Sometimes we are just powerless…

I felt powerless today. It began with being swooped by the very aggressive plovers protecting their nest when I took the dog for a walk. Then on the way back they were even worse, and I ended up having a little cry when I got in the house because they really do come so close and screech at you – it’s just awful.

Next was the dog vomit on my bed; yeah, no idea if it was during the night or this morning – sigh. Couple that with dropping my phone on my little toe (ouch!) and being charged in advance for a meal plan which I didn’t realise I was going to be charged for so soon (there goes $75 from next week’s grocery budget!) and I found myself huffing and puffing around the kitchen feeling irritated and teary.

What was really going on, I asked myself. Every situation made me feel powerless; I had no control over the over-protective birds, the dog vomit or the unfortunate toe incident and whilst the meal plan thing is totally legitimate, I didn’t anticipate it soon enough to make sure I was on top of the cost.

Photo by Alex Green on Pexels.com

Now that I have written out my woes and uncovered the underlying tension and emotion, I can see that in isolation, none of these things should cause me the distress I have felt, but one on top of the other they create a headspace that feels overpowered and overwhelmed, stretched thin and anxious.

However, I can also see that despite feeling a sense of powerlessness, I am in fact, not powerless as a person, or even powerless in general – just in the circumstances that effected my morning routine today. They’re isolated incidents that don’t have long term affects and other than a bruise on my toe, won’t cause me any problems in a day (other than those pesky birds!).

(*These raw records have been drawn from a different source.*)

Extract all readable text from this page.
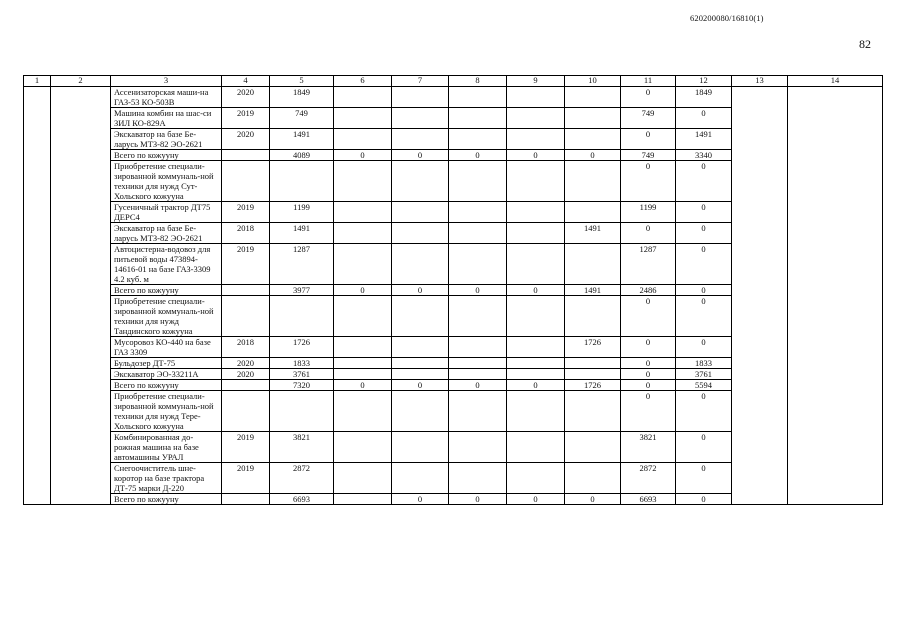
620200080/16810(1)
82
1	2	3	4	5	6	7	8	9	10	11	12	13	14
		Ассенизаторская маши-на ГАЗ-53 КО-503В	2020	1849						0	1849		
		Машина комбин на шас-си ЗИЛ КО-829А	2019	749						749	0		
		Экскаватор на базе Бе-ларусь МТЗ-82 ЭО-2621	2020	1491						0	1491		
		Всего по кожууну		4089	0	0	0	0	0	749	3340		
		Приобретение специали-зированной коммуналь-ной техники для нужд Сут-Хольского кожууна								0	0		
		Гусеничный трактор ДТ75 ДЕРС4	2019	1199						1199	0		
		Экскаватор на базе Бе-ларусь МТЗ-82 ЭО-2621	2018	1491					1491	0	0		
		Автоцистерна-водовоз для питьевой воды 473894-14616-01 на базе ГАЗ-3309 4.2 куб. м	2019	1287						1287	0		
		Всего по кожууну		3977	0	0	0	0	1491	2486	0		
		Приобретение специали-зированной коммуналь-ной техники для нужд Тандинского кожууна								0	0		
		Мусоровоз КО-440 на базе ГАЗ 3309	2018	1726					1726	0	0		
		Бульдозер ДТ-75	2020	1833						0	1833		
		Экскаватор ЭО-33211А	2020	3761						0	3761		
		Всего по кожууну		7320	0	0	0	0	1726	0	5594		
		Приобретение специали-зированной коммуналь-ной техники для нужд Тере-Хольского кожууна								0	0		
		Комбинированная до-рожная машина на базе автомашины УРАЛ	2019	3821						3821	0		
		Снегоочиститель шне-коротор на базе трактора ДТ-75 марки Д-220	2019	2872						2872	0		
		Всего по кожууну		6693		0	0	0	0	6693	0		
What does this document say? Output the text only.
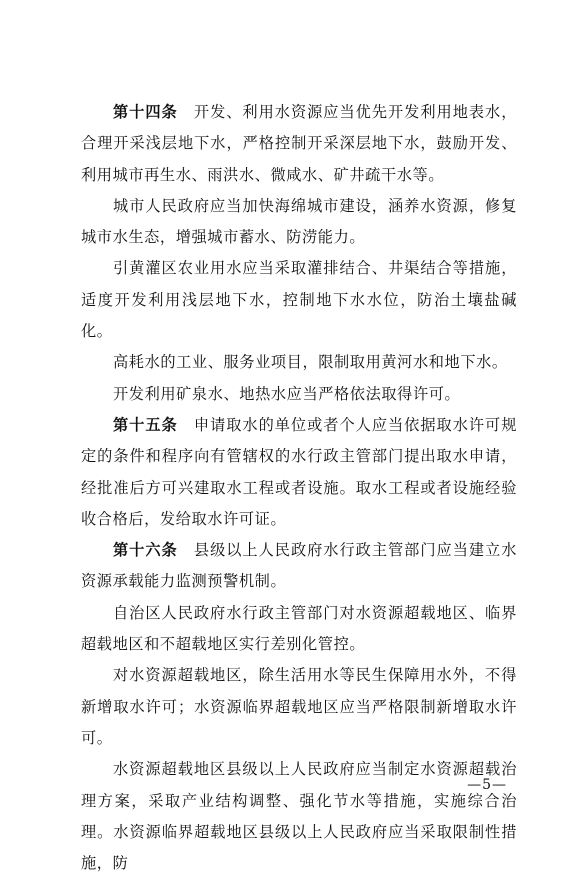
第十四条　 开发、利用水资源应当优先开发利用地表水，合理开采浅层地下水，严格控制开采深层地下水，鼓励开发、利用城市再生水、雨洪水、微咸水、矿井疏干水等。

城市人民政府应当加快海绵城市建设，涵养水资源，修复城市水生态，增强城市蓄水、防涝能力。

引黄灌区农业用水应当采取灌排结合、井渠结合等措施，适度开发利用浅层地下水，控制地下水水位，防治土壤盐碱化。

高耗水的工业、服务业项目，限制取用黄河水和地下水。

开发利用矿泉水、地热水应当严格依法取得许可。

第十五条　 申请取水的单位或者个人应当依据取水许可规定的条件和程序向有管辖权的水行政主管部门提出取水申请，经批准后方可兴建取水工程或者设施。取水工程或者设施经验收合格后，发给取水许可证。

第十六条　 县级以上人民政府水行政主管部门应当建立水资源承载能力监测预警机制。

自治区人民政府水行政主管部门对水资源超载地区、临界超载地区和不超载地区实行差别化管控。

对水资源超载地区，除生活用水等民生保障用水外，不得新增取水许可；水资源临界超载地区应当严格限制新增取水许可。

水资源超载地区县级以上人民政府应当制定水资源超载治理方案，采取产业结构调整、强化节水等措施，实施综合治理。水资源临界超载地区县级以上人民政府应当采取限制性措施，防

—5—
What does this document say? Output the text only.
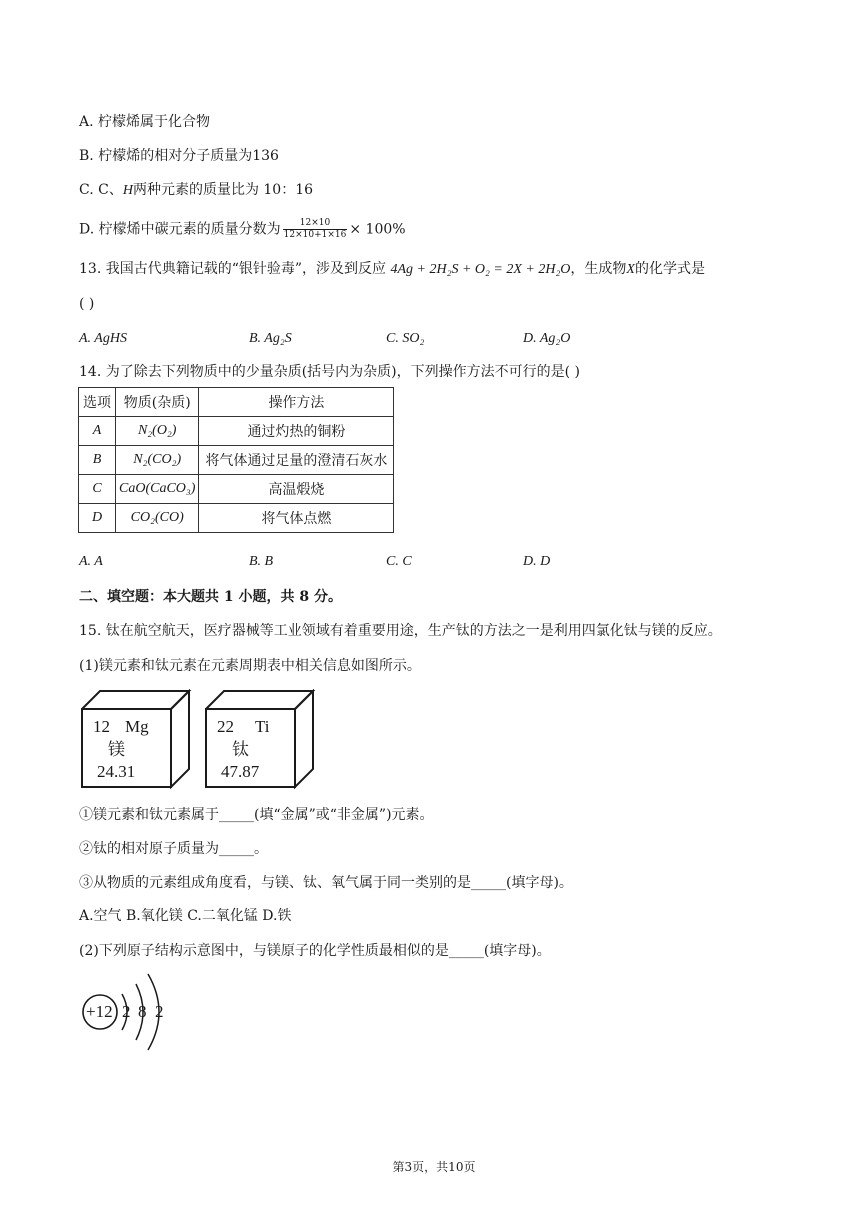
A. 柠檬烯属于化合物
B. 柠檬烯的相对分子质量为136
C. C、H两种元素的质量比为 10：16
D. 柠檬烯中碳元素的质量分数为 $\frac{12\times 10}{12\times 10+1\times 16} \times 100\%$
13. 我国古代典籍记载的“银针验毒”，涉及到反应 4Ag + 2H₂S + O₂ = 2X + 2H₂O，生成物X的化学式是
( )
A. AgHS	B. Ag₂S	C. SO₂	D. Ag₂O
14. 为了除去下列物质中的少量杂质(括号内为杂质)，下列操作方法不可行的是( )
选项	物质(杂质)	操作方法
A	N₂(O₂)	通过灼热的铜粉
B	N₂(CO₂)	将气体通过足量的澄清石灰水
C	CaO(CaCO₃)	高温煅烧
D	CO₂(CO)	将气体点燃
A. A	B. B	C. C	D. D
二、填空题：本大题共 1 小题，共 8 分。
15. 钛在航空航天，医疗器械等工业领域有着重要用途，生产钛的方法之一是利用四氯化钛与镁的反应。
(1)镁元素和钛元素在元素周期表中相关信息如图所示。
12 Mg
镁
24.31
22 Ti
钛
47.87
①镁元素和钛元素属于_____(填“金属”或“非金属”)元素。
②钛的相对原子质量为_____。
③从物质的元素组成角度看，与镁、钛、氧气属于同一类别的是_____(填字母)。
A.空气 B.氧化镁 C.二氧化锰 D.铁
(2)下列原子结构示意图中，与镁原子的化学性质最相似的是_____(填字母)。
+12 2 8 2
第3页，共10页
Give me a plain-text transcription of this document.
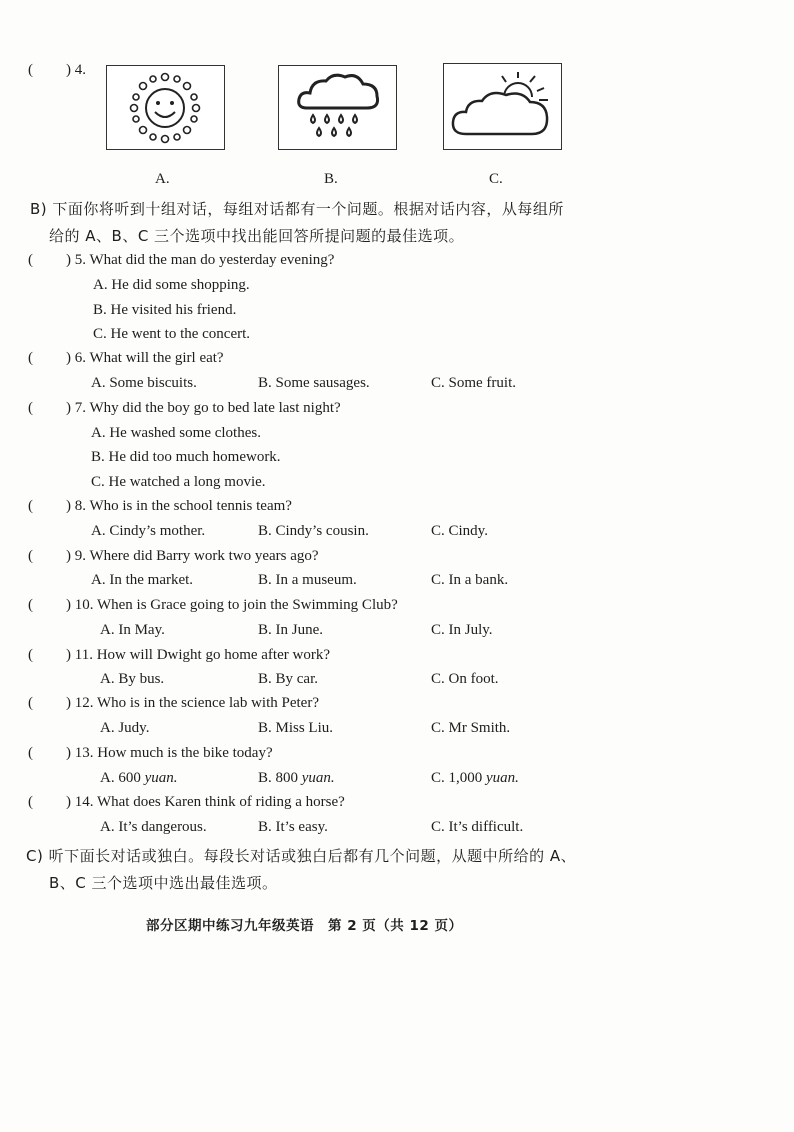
( ) 4.
A.	B.	C.
B) 下面你将听到十组对话，每组对话都有一个问题。根据对话内容，从每组所
给的 A、B、C 三个选项中找出能回答所提问题的最佳选项。
( ) 5. What did the man do yesterday evening?
A. He did some shopping.
B. He visited his friend.
C. He went to the concert.
( ) 6. What will the girl eat?
A. Some biscuits.	B. Some sausages.	C. Some fruit.
( ) 7. Why did the boy go to bed late last night?
A. He washed some clothes.
B. He did too much homework.
C. He watched a long movie.
( ) 8. Who is in the school tennis team?
A. Cindy’s mother.	B. Cindy’s cousin.	C. Cindy.
( ) 9. Where did Barry work two years ago?
A. In the market.	B. In a museum.	C. In a bank.
( ) 10. When is Grace going to join the Swimming Club?
A. In May.	B. In June.	C. In July.
( ) 11. How will Dwight go home after work?
A. By bus.	B. By car.	C. On foot.
( ) 12. Who is in the science lab with Peter?
A. Judy.	B. Miss Liu.	C. Mr Smith.
( ) 13. How much is the bike today?
A. 600 yuan.	B. 800 yuan.	C. 1,000 yuan.
( ) 14. What does Karen think of riding a horse?
A. It’s dangerous.	B. It’s easy.	C. It’s difficult.
C) 听下面长对话或独白。每段长对话或独白后都有几个问题，从题中所给的 A、
B、C 三个选项中选出最佳选项。
部分区期中练习九年级英语　第 2 页（共 12 页）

As I started to get the day in order, I heard myself mumbling that today hasn’t started off well, which is true. But feeding this mindset and letting it guide my day, and letting my very isolated and short-term problems control my outcomes is not something I want to do.

So what do we do with a start like this?

Review. Reframe. Reset.

  1. We review how we’re feeling. Checking in with each incident that has led up to feeling anxious and overwhelmed and recognising the emotion it made us feel gives us the opportunity to see if there is a pattern in our reactions.
  2. We reframe each incident and consider why we reacted how we did.
    1. Was there anything we could do about it?
    2. Was the level of emotional response warranted?
    3. Do we need to take further action toward the incident?
  3. We reset by acknowledging that we had a challenge, responded in a way that was or was not warranted, took the time to work through that experience, and remind ourselves we can start fresh.

For me today, this looked like the following:

  1. Recognised the feeling of anxiety and asked myself what was going on.
  2. Took a couple of minutes to think backwards and look at each incident in isolation to determine how I felt when it happened.
  3. Concluded that feeling powerless was the underlying emotional response.
  4. Reframed each incident and reviewed what I could or could not change (in the case of the birds, I can contact WIRES to see if they can relocate the birds) or I can pop the dog in the car and we can drive away from the area and walk somewhere else.
  5. Acknowledged that my emotional responses were fear, frustration, pain and irritation and that each one was a valid and normal response to each incident but that feeling these feelings for longer than a few minutes was unwarranted and moved me closer to feeling anxious for the whole day.
  6. Reset myself by focussing back on my things to do today, writing this little blog and having a good strong cup of coffee.

Do I feel better? I still have a bit of tightness in my chest, which indicates to me that I still feel some underlying anxiety and that’s okay. It takes some time for the body to get past uncomfortable feelings and settle down. It is not, however, at a point where I feel it could take over my day and is manageable and I am content with that status for now. If it continues longer than the next hour, I will take the dog out to the backyard and throw the ball around, clean something or do some other kind of physical activity to shake myself around a bit. Just a little bit of physical exercise like this can make a big difference.

Do you experience cumulative isolated incidents that end up controlling the direction of your day? What do you do to help yourself move past your challenges? I’d love to hear your tips and tricks for managing pesky situations too!